February 9, 2012 — A new animated video about cholera—how people get infected, how it spreads, and how to treat it—is drawing attention from health workers around the globe.
The video’s producer, Deborah Van Dyke, is a nurse practitioner in Vermont, a longtime aid worker for Doctors Without Borders, and a 1993 graduate of Harvard School of Public Health.
Van Dyke hopes the video, as well as others she is producing on newborn care, will benefit health care workers in low-resource settings all over the world. “People learn and remember through visual media,” she said. “It’s a great tool.”
Van Dyke’s videos—some animated, some live—are being produced through her fledgling nonprofit, the Global Health Media Project, and will be available for free via Internet download, viewable on smartphones or other mobile devices, and available on DVD or flash drive.
Animating a disease
Produced in collaboration with award-winning animator Yoni Goodman, the four-and-a-half minute video, “The Story of Cholera,” was released in late December and has already been seen by viewers in more than 100 countries. Simple and informative, it features a story about a young boy who helps his cholera-stricken father. Van Dyke wanted to make visible the invisible germs to help people more easily understand how the disease is spread and how to prevent it. So the cholera germs appear yellow against the black-and-white animation.
Health workers in countries such as Haiti, Cameroon, Zambia, Ghana, Kenya, and Thailand have expressed interest in using the video. Van Dyke has plans to translate it into multiple languages.
The animation shows how human waste can infect local water supplies; how people contract cholera by ingesting tainted water or food, through skin-to-skin contact like a handshake that could lead to ingestion of the germ, or from flies; and the severe intestinal distress that cholera causes. It shows how to initiate rehydration of cholera victims with a solution of clean water, salt, and sugar, anywhere at any time. And it shows how to prevent cholera by boiling water supplies, using chlorine drops, washing hands before preparing or eating food, and making sure that human waste doesn’t get into the local water supply.
“Cholera itself is readily treated,” notes Van Dyke. “And understanding that whatever you put into your mouth needs to be totally clean goes a long way in helping you avoid getting sick.”
Video as training tool
After seeing too much needless loss of life on numerous missions abroad—to Sudan, India, Kosovo, China, Tajikistan, and other places—Van Dyke thought videos might be an effective training tool for health workers in low-resource, often isolated settings. She’d been thinking about it since 2005, during a mission in Afghanistan, where she developed training materials for health care providers. One day she showed a short video about inserting an IUD to a group of Afghan doctors, which, Van Dyke said, “electrified the room.” She searched for other such videos, but couldn’t find any that were clear, up-to-date, and tailored to low-resource realities. “It was a real gap,” she said.

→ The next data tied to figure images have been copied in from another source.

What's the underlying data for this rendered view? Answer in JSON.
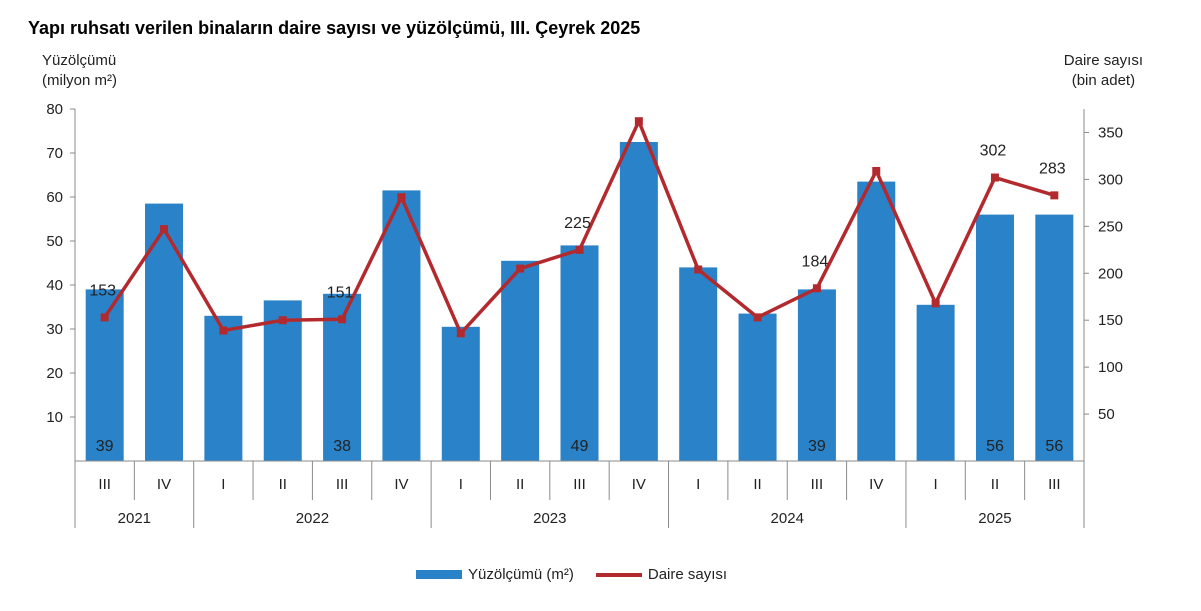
{
  "chart_data": {
    "type": "bar",
    "title": "Yapı ruhsatı verilen binaların daire sayısı ve yüzölçümü, III. Çeyrek 2025",
    "ylabel_left": [
      "Yüzölçümü",
      "(milyon m²)"
    ],
    "ylabel_right": [
      "Daire sayısı",
      "(bin adet)"
    ],
    "ylim_left": [
      0,
      80
    ],
    "ylim_right": [
      0,
      375
    ],
    "yticks_left": [
      10,
      20,
      30,
      40,
      50,
      60,
      70,
      80
    ],
    "yticks_right": [
      50,
      100,
      150,
      200,
      250,
      300,
      350
    ],
    "categories": [
      "III",
      "IV",
      "I",
      "II",
      "III",
      "IV",
      "I",
      "II",
      "III",
      "IV",
      "I",
      "II",
      "III",
      "IV",
      "I",
      "II",
      "III"
    ],
    "year_groups": [
      {
        "label": "2021",
        "count": 2
      },
      {
        "label": "2022",
        "count": 4
      },
      {
        "label": "2023",
        "count": 4
      },
      {
        "label": "2024",
        "count": 4
      },
      {
        "label": "2025",
        "count": 3
      }
    ],
    "series": [
      {
        "name": "Yüzölçümü (m²)",
        "type": "bar",
        "axis": "left",
        "color": "#2a82c8",
        "values": [
          39,
          58.5,
          33,
          36.5,
          38,
          61.5,
          30.5,
          45.5,
          49,
          72.5,
          44,
          33.5,
          39,
          63.5,
          35.5,
          56,
          56
        ],
        "labels": [
          "39",
          "",
          "",
          "",
          "38",
          "",
          "",
          "",
          "49",
          "",
          "",
          "",
          "39",
          "",
          "",
          "56",
          "56"
        ]
      },
      {
        "name": "Daire sayısı",
        "type": "line",
        "axis": "right",
        "color": "#b22a2e",
        "values": [
          153,
          247,
          139,
          150,
          151,
          281,
          136,
          205,
          225,
          362,
          204,
          153,
          184,
          309,
          168,
          302,
          283
        ],
        "labels": [
          "153",
          "",
          "",
          "",
          "151",
          "",
          "",
          "",
          "225",
          "",
          "",
          "",
          "184",
          "",
          "",
          "302",
          "283"
        ]
      }
    ],
    "legend": "bottom-center",
    "grid": false
  }
}
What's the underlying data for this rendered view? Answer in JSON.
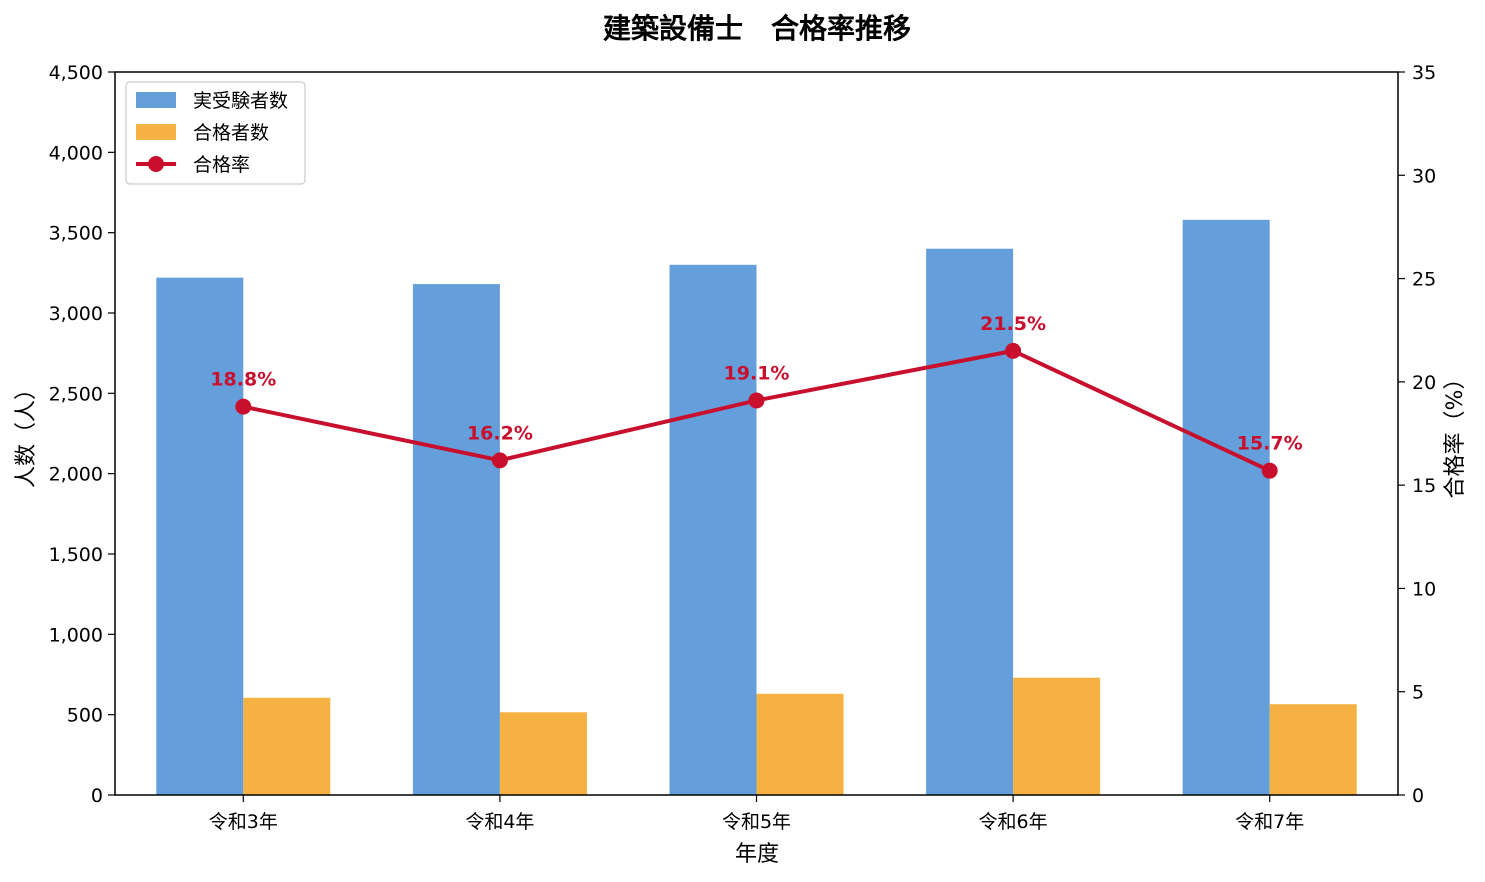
{
  "chart_data": {
    "type": "bar",
    "title": "建築設備士　合格率推移",
    "xlabel": "年度",
    "ylabel": "人数（人）",
    "y2label": "合格率（%）",
    "categories": [
      "令和3年",
      "令和4年",
      "令和5年",
      "令和6年",
      "令和7年"
    ],
    "ylim": [
      0,
      4500
    ],
    "y2lim": [
      0,
      35
    ],
    "yticks": [
      "0",
      "500",
      "1,000",
      "1,500",
      "2,000",
      "2,500",
      "3,000",
      "3,500",
      "4,000",
      "4,500"
    ],
    "y2ticks": [
      "0",
      "5",
      "10",
      "15",
      "20",
      "25",
      "30",
      "35"
    ],
    "series": [
      {
        "name": "実受験者数",
        "kind": "bar",
        "axis": "left",
        "color": "#659fdb",
        "values": [
          3220,
          3180,
          3300,
          3400,
          3580
        ]
      },
      {
        "name": "合格者数",
        "kind": "bar",
        "axis": "left",
        "color": "#f5b142",
        "values": [
          605,
          515,
          630,
          730,
          565
        ]
      },
      {
        "name": "合格率",
        "kind": "line",
        "axis": "right",
        "color": "#c8102e",
        "values": [
          18.8,
          16.2,
          19.1,
          21.5,
          15.7
        ],
        "labels": [
          "18.8%",
          "16.2%",
          "19.1%",
          "21.5%",
          "15.7%"
        ]
      }
    ],
    "legend_position": "top-left",
    "grid": false
  }
}
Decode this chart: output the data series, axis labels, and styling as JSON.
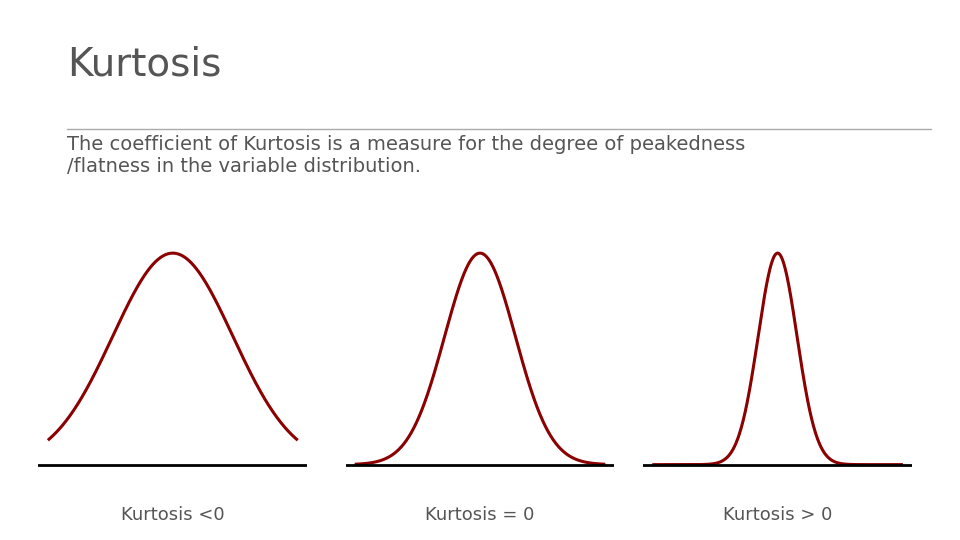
{
  "title": "Kurtosis",
  "subtitle_line1": "The coefficient of Kurtosis is a measure for the degree of peakedness",
  "subtitle_line2": "/flatness in the variable distribution.",
  "label1": "Kurtosis <0",
  "label2": "Kurtosis = 0",
  "label3": "Kurtosis > 0",
  "curve_color": "#8B0000",
  "line_color": "#000000",
  "title_color": "#555555",
  "subtitle_color": "#555555",
  "label_color": "#555555",
  "bg_color": "#FFFFFF",
  "bar_color": "#6AAA1A",
  "title_fontsize": 28,
  "subtitle_fontsize": 14,
  "label_fontsize": 13,
  "line_width": 2.0,
  "curve_linewidth": 2.2
}
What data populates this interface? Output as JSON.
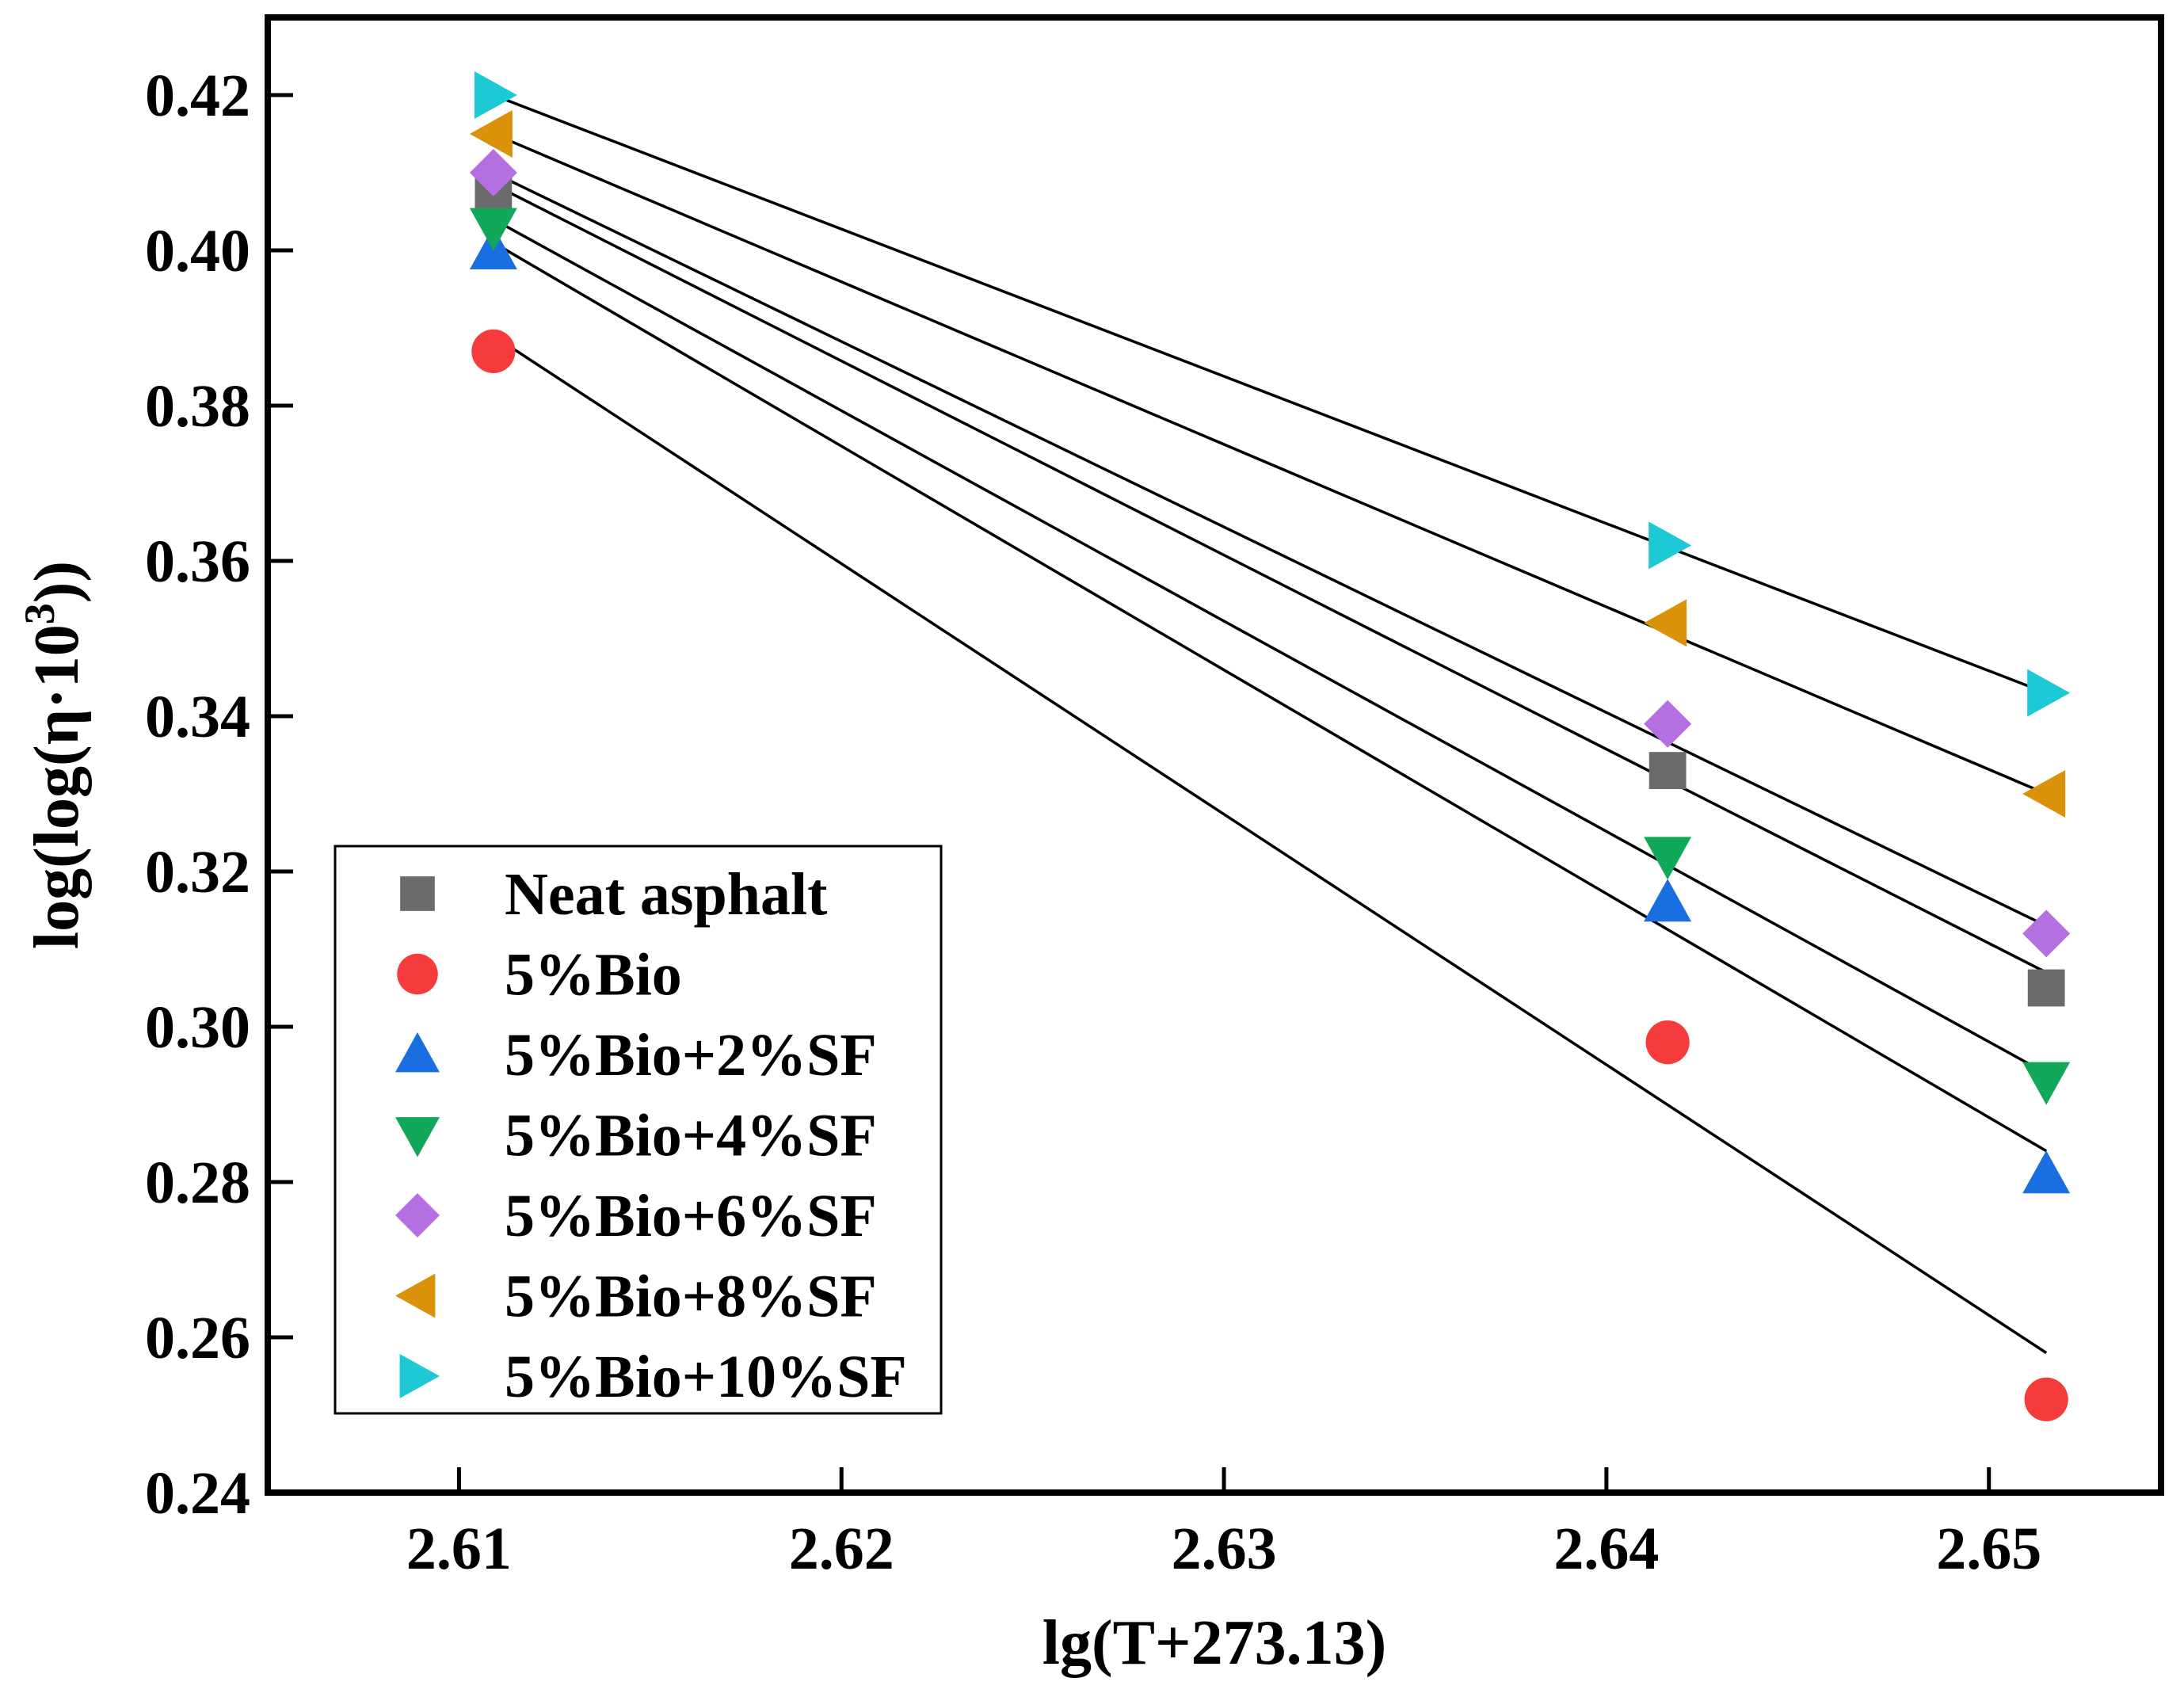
{
  "chart_data": {
    "type": "scatter",
    "title": "",
    "xlabel": "lg(T+273.13)",
    "ylabel_prefix": "log(log(η·10",
    "ylabel_sup": "3",
    "ylabel_suffix": "))",
    "xlim": [
      2.605,
      2.6545
    ],
    "ylim": [
      0.24,
      0.43
    ],
    "x_ticks": [
      "2.61",
      "2.62",
      "2.63",
      "2.64",
      "2.65"
    ],
    "y_ticks": [
      "0.24",
      "0.26",
      "0.28",
      "0.30",
      "0.32",
      "0.34",
      "0.36",
      "0.38",
      "0.40",
      "0.42"
    ],
    "grid": false,
    "legend_position": "bottom-left",
    "x": [
      2.6109,
      2.6416,
      2.6515
    ],
    "series": [
      {
        "name": "Neat asphalt",
        "marker": "square",
        "color": "#6b6b6b",
        "values": [
          0.407,
          0.333,
          0.305
        ],
        "fit": [
          0.4085,
          0.307
        ]
      },
      {
        "name": "5%Bio",
        "marker": "circle",
        "color": "#f53b3b",
        "values": [
          0.387,
          0.298,
          0.252
        ],
        "fit": [
          0.389,
          0.258
        ]
      },
      {
        "name": "5%Bio+2%SF",
        "marker": "triangle-up",
        "color": "#1a6fe0",
        "values": [
          0.4,
          0.316,
          0.281
        ],
        "fit": [
          0.401,
          0.284
        ]
      },
      {
        "name": "5%Bio+4%SF",
        "marker": "triangle-down",
        "color": "#12a85a",
        "values": [
          0.403,
          0.322,
          0.293
        ],
        "fit": [
          0.404,
          0.294
        ]
      },
      {
        "name": "5%Bio+6%SF",
        "marker": "diamond",
        "color": "#b46fe0",
        "values": [
          0.41,
          0.339,
          0.312
        ],
        "fit": [
          0.41,
          0.313
        ]
      },
      {
        "name": "5%Bio+8%SF",
        "marker": "triangle-left",
        "color": "#d9920a",
        "values": [
          0.415,
          0.352,
          0.33
        ],
        "fit": [
          0.415,
          0.33
        ]
      },
      {
        "name": "5%Bio+10%SF",
        "marker": "triangle-right",
        "color": "#1ec9d6",
        "values": [
          0.42,
          0.362,
          0.343
        ],
        "fit": [
          0.42,
          0.343
        ]
      }
    ]
  }
}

Then, in the spring of 2008, leading a medical team in Sudan, Van Dyke saw a newborn resuscitation go wrong. She intervened and the baby lived, but the incident galvanized her. She knew that, too often, such situations turned tragic because health workers lack certain skills—not through any fault of their own, but simply because of minimal access to critical health care information.
In that moment, Van Dyke imagined creating a video focused on the basic technique for resuscitating a newborn.
“I thought to myself, ‘By employing new technology, this brief video could spread to health workers around the world quickly and easily,’ ” she said. “To see a limp blue newborn coming alive through the relatively simple technique of resuscitation is unforgettable. Teaching the technique through video will save newborn lives.” Although she didn’t know anything about producing videos, she decided to give it a try.
Back in the states, she took a week-long video production course to learn the basics of pre-production, filming, lighting, sound, and editing.
In addition to the cholera video, Van Dyke just finished the first 10 of the newborn care videos; they’re currently being field-tested. In each of her videos, Van Dyke solicits content from experts all over the world, and directs professional filmmakers in clinical sites in the developing world. The newborn care videos feature close-up views of health care workers on location in Nigeria and the Dominican Republic, as well as some animation to emphasize key learning points.
These days, Van Dyke divides her time between working as a nurse practitioner and developing the videos—networking to find collaborators, fundraising, and shooting footage worldwide, including Latin America, Africa, and Asia. Eventually, she said, she hopes to produce videos on other topics, such as childbirth complications, infection prevention, HIV, tuberculosis, and malaria.
Said Van Dyke, “We are eager to bring alive this simple and elegant solution of ‘moving images’ to help health workers gain the knowledge and basic skills that we know save lives.”